Evet, popülizm genellikle birçok insan tarafından bir siyasi terim olarak kullanılıyor. Birini sevmediğimizde “popülist” olarak yaftalıyoruz. Genellikle de, herkese her şeyi vadeden ya da “halka yakın” siyasetçiler için kullanılıyor. Bunun yanlış bir algı olduğunu ve pek kullanışlı olmadığını düşünüyorum. Nihayetinde bu bir kampanya dili; seçim kampanyalarında herkes bir sürü şey vadeder ve herkes halka yakın olmaya çalışır. Ama popülizm bundan daha fazlası ve bir anlamı var: Popülizm, toplumu temel olarak homojen ve birbirine düşman iki gruba ayrılmış olarak gören bir ideolojidir. Bir tarafta püripak insanlar, diğer taraftaysa yozlaşmış elitler vardır. Popülist, siyasetin toplumun genel iradesini yansıtmasını ister. Burada önemli olan şu; popülizm tekçidir ve ahlakçıdır. Toplum aynı çıkarlara, aynı tutumlara sahip kişilerden oluşan bir bütün olarak görülür. Sonuç olarak, herkes için eşit derecede iyi olan politikalar üretebilirsiniz. Elitler de bir bütündür. Farklı siyasi partilerden olsalar da hepsi aynıdır. Buradaki kritik nokta, aralarındaki ayrımın ne kadar para kazandıklarıyla, hangi sınıftan olduğumuzla ya da kimin iktidarda olduğuyla ilgili olmaması. Buradaki ayrım ahlaki değerlere dayalı; yani püripak mı yoksa yozlaşmış mısınız? Sonuç itibariyle, popülizm içerik itibariyle görece dardır. v Hatta hangi siyasi sistemin; parlamentarizmin mi başkanlık sisteminin mi daha iyi olduğunu da söylemez. Halkla ve elitlerle nasıl bir ilişki kurduğundan bahseder.

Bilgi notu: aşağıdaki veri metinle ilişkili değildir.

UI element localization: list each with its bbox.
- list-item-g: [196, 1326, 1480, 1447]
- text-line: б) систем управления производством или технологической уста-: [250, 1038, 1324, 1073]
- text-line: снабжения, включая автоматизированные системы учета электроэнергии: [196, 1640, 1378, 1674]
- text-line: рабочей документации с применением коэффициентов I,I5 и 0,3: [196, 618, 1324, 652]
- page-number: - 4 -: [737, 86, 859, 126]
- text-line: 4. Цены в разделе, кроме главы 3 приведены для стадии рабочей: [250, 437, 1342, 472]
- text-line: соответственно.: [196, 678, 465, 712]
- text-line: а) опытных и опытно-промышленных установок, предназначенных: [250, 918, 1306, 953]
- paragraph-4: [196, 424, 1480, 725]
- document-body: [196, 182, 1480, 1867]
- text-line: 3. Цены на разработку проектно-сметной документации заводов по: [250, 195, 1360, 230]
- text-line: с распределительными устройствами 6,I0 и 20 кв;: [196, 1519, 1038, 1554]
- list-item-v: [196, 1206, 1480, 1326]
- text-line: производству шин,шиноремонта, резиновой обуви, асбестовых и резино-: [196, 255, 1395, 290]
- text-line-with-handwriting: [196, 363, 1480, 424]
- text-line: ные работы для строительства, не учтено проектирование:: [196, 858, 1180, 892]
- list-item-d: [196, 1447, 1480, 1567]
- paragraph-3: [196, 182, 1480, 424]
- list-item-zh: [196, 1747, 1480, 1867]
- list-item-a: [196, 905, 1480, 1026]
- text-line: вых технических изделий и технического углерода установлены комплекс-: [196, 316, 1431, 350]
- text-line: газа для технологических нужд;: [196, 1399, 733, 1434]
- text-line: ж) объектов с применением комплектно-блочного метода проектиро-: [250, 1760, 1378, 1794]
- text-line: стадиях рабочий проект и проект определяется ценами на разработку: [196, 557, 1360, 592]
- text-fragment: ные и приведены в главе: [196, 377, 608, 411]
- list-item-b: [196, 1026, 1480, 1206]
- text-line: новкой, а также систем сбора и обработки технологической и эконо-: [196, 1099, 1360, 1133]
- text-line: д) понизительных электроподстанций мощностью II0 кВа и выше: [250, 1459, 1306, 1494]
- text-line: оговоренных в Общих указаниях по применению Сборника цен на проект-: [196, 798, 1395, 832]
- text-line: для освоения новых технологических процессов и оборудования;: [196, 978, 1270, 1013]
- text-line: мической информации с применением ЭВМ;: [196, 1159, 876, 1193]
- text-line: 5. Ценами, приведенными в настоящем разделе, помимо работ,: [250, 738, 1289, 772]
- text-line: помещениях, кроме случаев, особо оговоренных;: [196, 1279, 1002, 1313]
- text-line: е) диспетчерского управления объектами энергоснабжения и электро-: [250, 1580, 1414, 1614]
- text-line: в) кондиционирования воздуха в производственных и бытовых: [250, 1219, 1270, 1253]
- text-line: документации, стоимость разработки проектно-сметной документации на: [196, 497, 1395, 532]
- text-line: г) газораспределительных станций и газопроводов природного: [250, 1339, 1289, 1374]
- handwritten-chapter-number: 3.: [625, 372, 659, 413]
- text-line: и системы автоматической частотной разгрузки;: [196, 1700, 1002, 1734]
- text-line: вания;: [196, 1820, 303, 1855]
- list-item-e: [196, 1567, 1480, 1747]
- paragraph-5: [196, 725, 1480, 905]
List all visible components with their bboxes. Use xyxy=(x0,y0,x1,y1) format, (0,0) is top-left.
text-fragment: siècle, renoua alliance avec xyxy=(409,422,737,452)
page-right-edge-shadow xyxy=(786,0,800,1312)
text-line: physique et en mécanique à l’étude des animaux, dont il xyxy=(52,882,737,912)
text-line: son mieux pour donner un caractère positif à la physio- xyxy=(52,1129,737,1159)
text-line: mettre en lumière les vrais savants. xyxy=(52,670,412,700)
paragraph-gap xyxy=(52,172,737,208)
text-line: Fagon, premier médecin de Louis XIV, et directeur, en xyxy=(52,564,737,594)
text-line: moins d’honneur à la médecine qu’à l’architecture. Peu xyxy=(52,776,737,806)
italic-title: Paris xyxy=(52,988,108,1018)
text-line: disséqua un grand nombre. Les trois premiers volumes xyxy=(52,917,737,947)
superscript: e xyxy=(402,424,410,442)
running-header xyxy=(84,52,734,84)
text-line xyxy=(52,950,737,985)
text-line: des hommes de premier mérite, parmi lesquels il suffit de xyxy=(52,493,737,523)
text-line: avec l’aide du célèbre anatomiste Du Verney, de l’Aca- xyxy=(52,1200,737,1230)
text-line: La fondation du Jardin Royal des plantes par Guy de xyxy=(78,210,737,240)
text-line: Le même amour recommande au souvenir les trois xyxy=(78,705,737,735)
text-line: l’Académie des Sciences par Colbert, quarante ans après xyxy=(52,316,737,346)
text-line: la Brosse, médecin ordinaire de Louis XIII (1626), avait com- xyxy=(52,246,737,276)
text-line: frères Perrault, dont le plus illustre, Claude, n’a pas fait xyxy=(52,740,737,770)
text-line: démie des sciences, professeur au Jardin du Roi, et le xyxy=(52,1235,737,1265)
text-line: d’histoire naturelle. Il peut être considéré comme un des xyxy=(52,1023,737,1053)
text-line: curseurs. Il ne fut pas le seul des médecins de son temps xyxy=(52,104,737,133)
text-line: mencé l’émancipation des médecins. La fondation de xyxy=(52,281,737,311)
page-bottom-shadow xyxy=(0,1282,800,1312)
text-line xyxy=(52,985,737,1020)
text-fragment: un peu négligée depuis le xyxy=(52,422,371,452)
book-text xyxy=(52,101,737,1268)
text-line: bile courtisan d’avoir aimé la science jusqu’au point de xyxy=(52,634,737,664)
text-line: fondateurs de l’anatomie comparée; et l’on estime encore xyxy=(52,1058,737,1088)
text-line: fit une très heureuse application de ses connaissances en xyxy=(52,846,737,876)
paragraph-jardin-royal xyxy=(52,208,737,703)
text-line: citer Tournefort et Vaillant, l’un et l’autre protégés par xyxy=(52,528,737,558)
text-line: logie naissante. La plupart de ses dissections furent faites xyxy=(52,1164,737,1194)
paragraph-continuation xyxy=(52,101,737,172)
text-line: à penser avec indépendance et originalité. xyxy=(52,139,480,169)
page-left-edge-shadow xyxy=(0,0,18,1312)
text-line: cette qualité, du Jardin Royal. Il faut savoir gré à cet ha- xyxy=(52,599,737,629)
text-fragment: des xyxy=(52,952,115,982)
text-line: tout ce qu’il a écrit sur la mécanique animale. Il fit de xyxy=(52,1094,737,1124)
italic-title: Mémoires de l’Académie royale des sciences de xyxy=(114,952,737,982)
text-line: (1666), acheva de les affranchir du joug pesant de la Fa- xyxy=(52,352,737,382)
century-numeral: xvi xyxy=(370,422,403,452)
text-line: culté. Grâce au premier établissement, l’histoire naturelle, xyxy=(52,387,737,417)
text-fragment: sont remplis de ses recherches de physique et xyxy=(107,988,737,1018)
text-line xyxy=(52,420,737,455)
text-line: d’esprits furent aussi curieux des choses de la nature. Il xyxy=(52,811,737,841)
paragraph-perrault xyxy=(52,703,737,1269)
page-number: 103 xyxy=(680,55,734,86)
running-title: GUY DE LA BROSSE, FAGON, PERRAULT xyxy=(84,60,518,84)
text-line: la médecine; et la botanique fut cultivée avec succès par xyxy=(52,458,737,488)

Kocael: Yakın zamanda yayımlanan kitabınızda “Popülizmin dördüncü dalgasından” söz ediyorsunuz. Yani, öncesinde üç popülist dalganın var olduğunu, şu an ise dördüncü dalganın içinde olduğumuzu söylüyorsunuz. Bu ilk üç dalgadan ve şu anki dördüncü dalgadan biraz bahseder misiniz?

Popülizm dalgalarına baktığımızda; bu dalgalar daha çok Avrupa’daki sağı yansıtıyor. Alman siyaset bilimci Klaus Von Beyme savaş sonrasındaki aşırı sağı –ki bugünlerde daha çok sağ popülizm olarak adlandırıyoruz- üç dalgaya ayırıyor. Bunlardan ilki, II. Dünya Savaşı’ndan hemen sonra ortaya çıkan neo-faşizmdi. İkincisinin terimsel bir karşılığı yok ama genel olarak 1960’lı yıllarda refah devletine karşı çıkan Fransa’daki Pujadizm örnek verilebilir. 1980’lerde başlayan üçüncü dalgaysa Fransa’daki Milliyetçi Cephe ya da Avusturya’daki Özgürlük Partisi gibi göçmen karşıtı hareketler. Bana göre şu an dördüncü dalganın içindeyiz ve eskiden ana akım olan Macaristan’da Viktor Orban ve Fidesz buna örnek olabilir. Ya da Polonya’daki Hukuk ve Adalet Partisi. Aynı zamanda partiler bir değişim geçirdi. Bugün birçok partinin liderleri ikinci nesilden. Üçüncü dalga içerisinde sisteme karşı çıkan yeni partiler vardı. Dördüncü dalgadaysa sistemin bir parçası olan müesses partilerden söz ediyoruz.

Kocael: İsterseniz bu popülist aktörlerin başarısından bahsedelim biraz. ABD’de Trump’ın başarısını gördük. Benzer şekilde Fransa’da da Milliyetçi Cephe’nin başarısını gördük. Zira lideri Fransa Cumhurbaşkanlığı Seçimleri’nde ikinci tura kalmayı başardı. Bu popülist aktörlerin başarısını nasıl açıklıyorsunuz? Şu an dünyada bir tür “popülizm zamanı” yaşadığımızı söyleyebilir miyiz?

Kırnalı: İngiltere örneğini de unutmamak lazım tabii.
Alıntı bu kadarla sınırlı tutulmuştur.